Claro que Lula, Dilma e PT cometeram erros graves. Fizeram depender do petróleo todas as suas reformas sociais, que tiraram da pobreza milhões de brasileiros. Bastou que o seu preço caísse para tudo ir atrás. Como aconteceu com outros países que acreditaram que podiam fazer reformas sociais sem tocar numa economia de base extrativista. O Brasil passou então a depender do endividamento externo. E depender do endividamento externo é, como nós bem o sabemos, depender dos humores de mercados pouco interessados em reformas políticas e sociais emancipadoras dos trabalhadores. O segundo pecado do PT foi, apesar das mudanças legislativas que promoveu e que tornaram todo o processo Lava-Jato possível, não ter combatido a corrupção. Pelo contrário, deixou que ela o minasse por dentro e foi fechando os olhos aos crimes cometidos por seus dirigentes e aliados. O terceiro, foi não saber refazer as suas alianças, achando que, por estar no poder, dispensava um movimento popular que pressionasse para reformas sociais e políticas mais profundas.

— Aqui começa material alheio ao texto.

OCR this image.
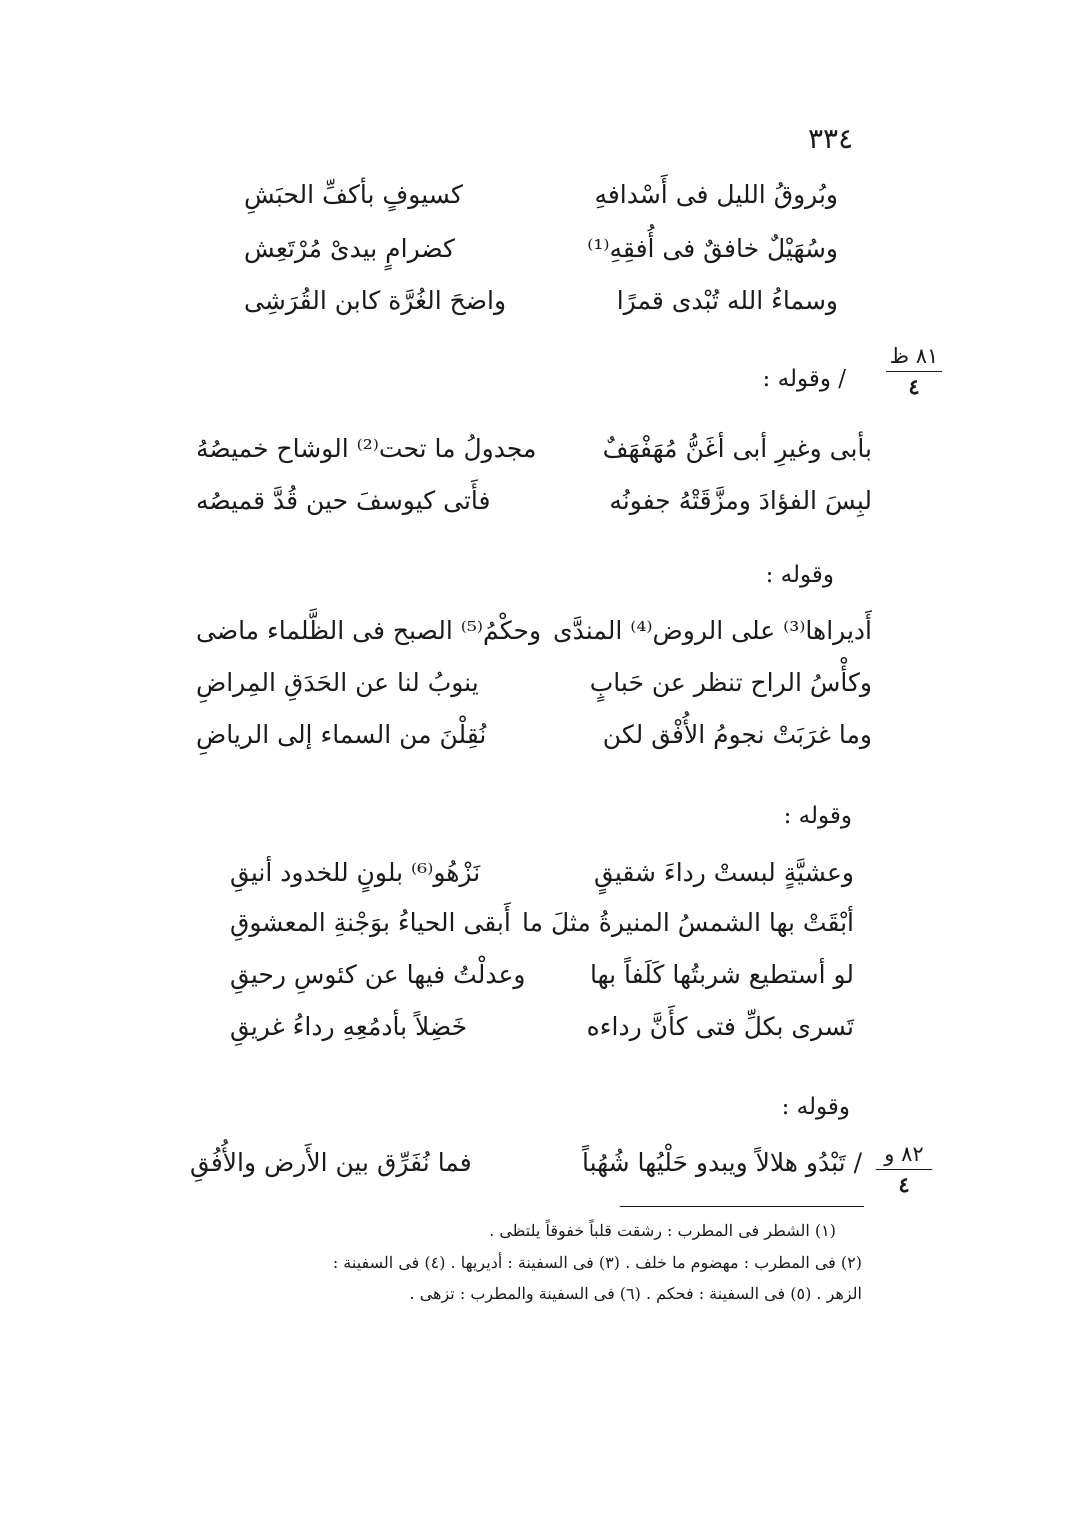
٣٣٤
وبُروقُ الليل فى أَسْدافهِ
كسيوفٍ بأكفِّ الحبَشِ
وسُهَيْلٌ خافقٌ فى أُفقِهِ⁽¹⁾
كضرامٍ بيدىْ مُرْتَعِش
وسماءُ الله تُبْدى قمرًا
واضحَ الغُرَّة كابن القُرَشِى
٨١ ظ
٤
/ وقوله :
بأبى وغيرِ أبى أغَنُّ مُهَفْهَفٌ
مجدولُ ما تحت⁽²⁾ الوشاح خميصُهُ
لبِسَ الفؤادَ ومزَّقَتْهُ جفونُه
فأَتى كيوسفَ حين قُدَّ قميصُه
وقوله :
أَديراها⁽³⁾ على الروض⁽⁴⁾ المندَّى
وحكْمُ⁽⁵⁾ الصبح فى الظَّلماء ماضى
وكأْسُ الراح تنظر عن حَبابٍ
ينوبُ لنا عن الحَدَقِ المِراضِ
وما غرَبَتْ نجومُ الأُفْق لكن
نُقِلْنَ من السماء إلى الرياضِ
وقوله :
وعشيَّةٍ لبستْ رداءَ شقيقٍ
نَزْهُو⁽⁶⁾ بلونٍ للخدود أنيقِ
أبْقَتْ بها الشمسُ المنيرةُ مثلَ ما
أَبقى الحياءُ بوَجْنةِ المعشوقِ
لو أستطيع شربتُها كَلَفاً بها
وعدلْتُ فيها عن كئوسِ رحيقِ
تَسرى بكلِّ فتى كأَنَّ رداءه
خَضِلاً بأدمُعِهِ رداءُ غريقِ
وقوله :
٨٢ و
٤
/ تَبْدُو هلالاً ويبدو حَلْيُها شُهُباً
فما نُفَرِّق بين الأَرض والأُفُقِ
(١) الشطر فى المطرب : رشقت قلباً خفوقاً يلتظى .
(٢) فى المطرب : مهضوم ما خلف . (٣) فى السفينة : أديريها . (٤) فى السفينة :
الزهر . (٥) فى السفينة : فحكم . (٦) فى السفينة والمطرب : تزهى .
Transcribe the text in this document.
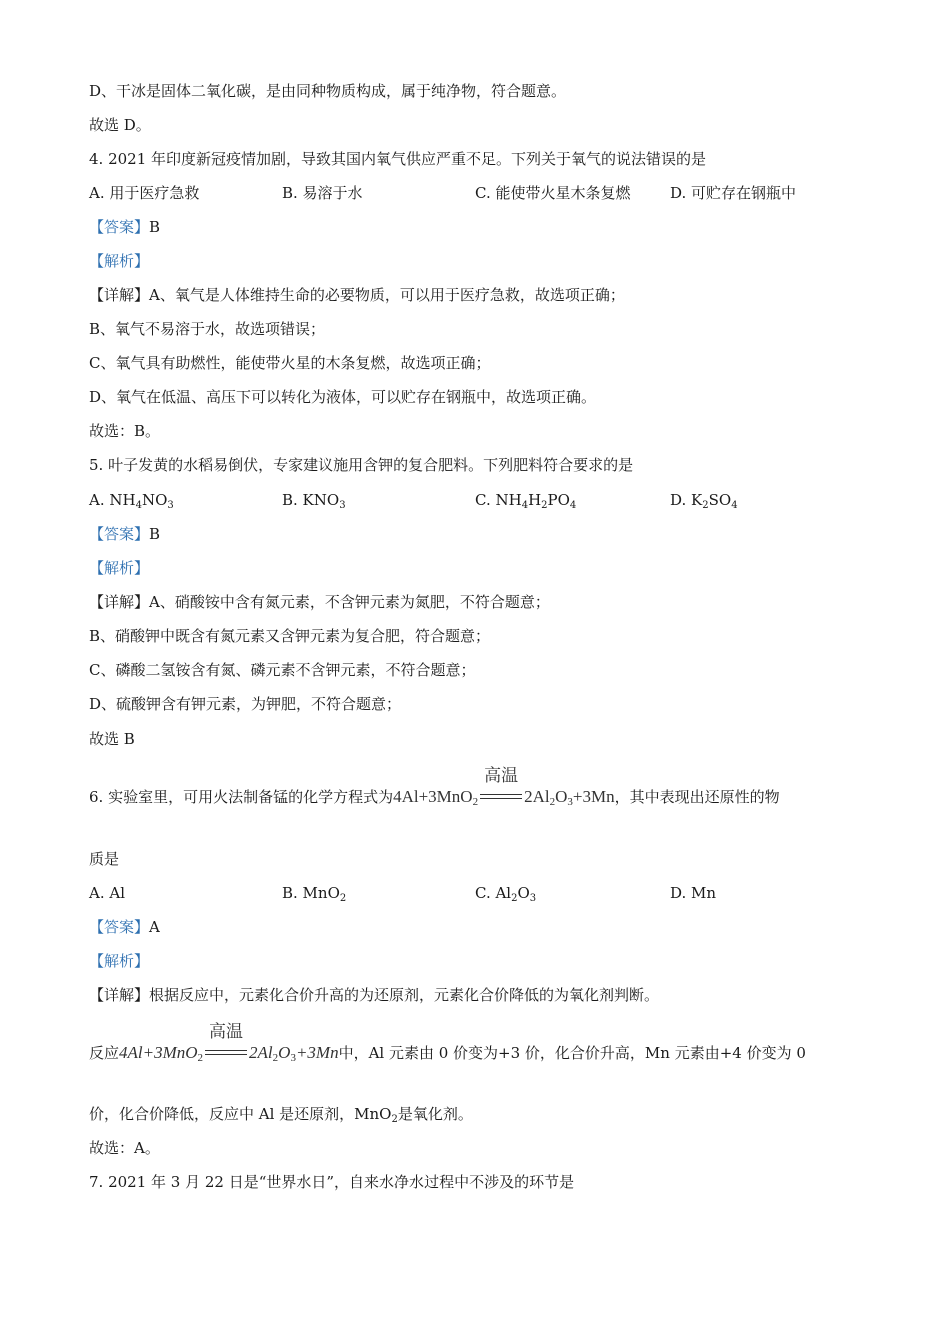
D、干冰是固体二氧化碳，是由同种物质构成，属于纯净物，符合题意。
故选 D。
4. 2021 年印度新冠疫情加剧，导致其国内氧气供应严重不足。下列关于氧气的说法错误的是
A. 用于医疗急救	B. 易溶于水	C. 能使带火星木条复燃	D. 可贮存在钢瓶中
【答案】B
【解析】
【详解】A、氧气是人体维持生命的必要物质，可以用于医疗急救，故选项正确；
B、氧气不易溶于水，故选项错误；
C、氧气具有助燃性，能使带火星的木条复燃，故选项正确；
D、氧气在低温、高压下可以转化为液体，可以贮存在钢瓶中，故选项正确。
故选：B。
5. 叶子发黄的水稻易倒伏，专家建议施用含钾的复合肥料。下列肥料符合要求的是
A. $NH_4NO_3$	B. $KNO_3$	C. $NH_4H_2PO_4$	D. $K_2SO_4$
【答案】B
【解析】
【详解】A、硝酸铵中含有氮元素，不含钾元素为氮肥，不符合题意；
B、硝酸钾中既含有氮元素又含钾元素为复合肥，符合题意；
C、磷酸二氢铵含有氮、磷元素不含钾元素，不符合题意；
D、硫酸钾含有钾元素，为钾肥，不符合题意；
故选 B
6. 实验室里，可用火法制备锰的化学方程式为4Al+3MnO$_2$
高温
$2Al_2O_3+3Mn$，其中表现出还原性的物
质是
A. Al	B. MnO$_2$	C. $Al_2O_3$	D. Mn
【答案】A
【解析】
【详解】根据反应中，元素化合价升高的为还原剂，元素化合价降低的为氧化剂判断。
反应4Al+3MnO$_2$
高温
$2Al_2O_3+3Mn$中，Al 元素由 0 价变为+3 价，化合价升高，Mn 元素由+4 价变为 0
价，化合价降低，反应中 Al 是还原剂，MnO$_2$是氧化剂。
故选：A。
7. 2021 年 3 月 22 日是“世界水日”，自来水净水过程中不涉及的环节是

Preferiu ficar nas mãos dos oportunistas do PMDB, mesmo quando era evidente que eles estavam, dentro do próprio governo, a preparar o golpe.

Está ainda a cometer erros, não preparando o dia seguinte a Lula, quando for evidente que o golpe antidemocrático foi, como não podia deixar de ser, bem sucedido. Continua, na resistência a este processo judicial, a pôr todas as suas fichas numa carta marcada e abatida pelas poderosíssimas forças que usaram uma justiça politizada e uma comunicação social sem grande vínculo à democracia (a Globo foi um instrumento fundamental da ditadura) para impedir que a gestão desta crise fosse feita por quem queira distribuir sacrifícios. Mas o que está a acontecer no Brasil deve ser um alerta para todos nós. A aliança entre o poder mediático e juízes populistas ávidos de notoriedade é o novo instrumento que a elite económica tem, perseguindo seletivamente ou mesmo injustamente políticos pouco cooperantes, para aplacar qualquer vontade de mudança. Um dia isto também nos vai acontecer.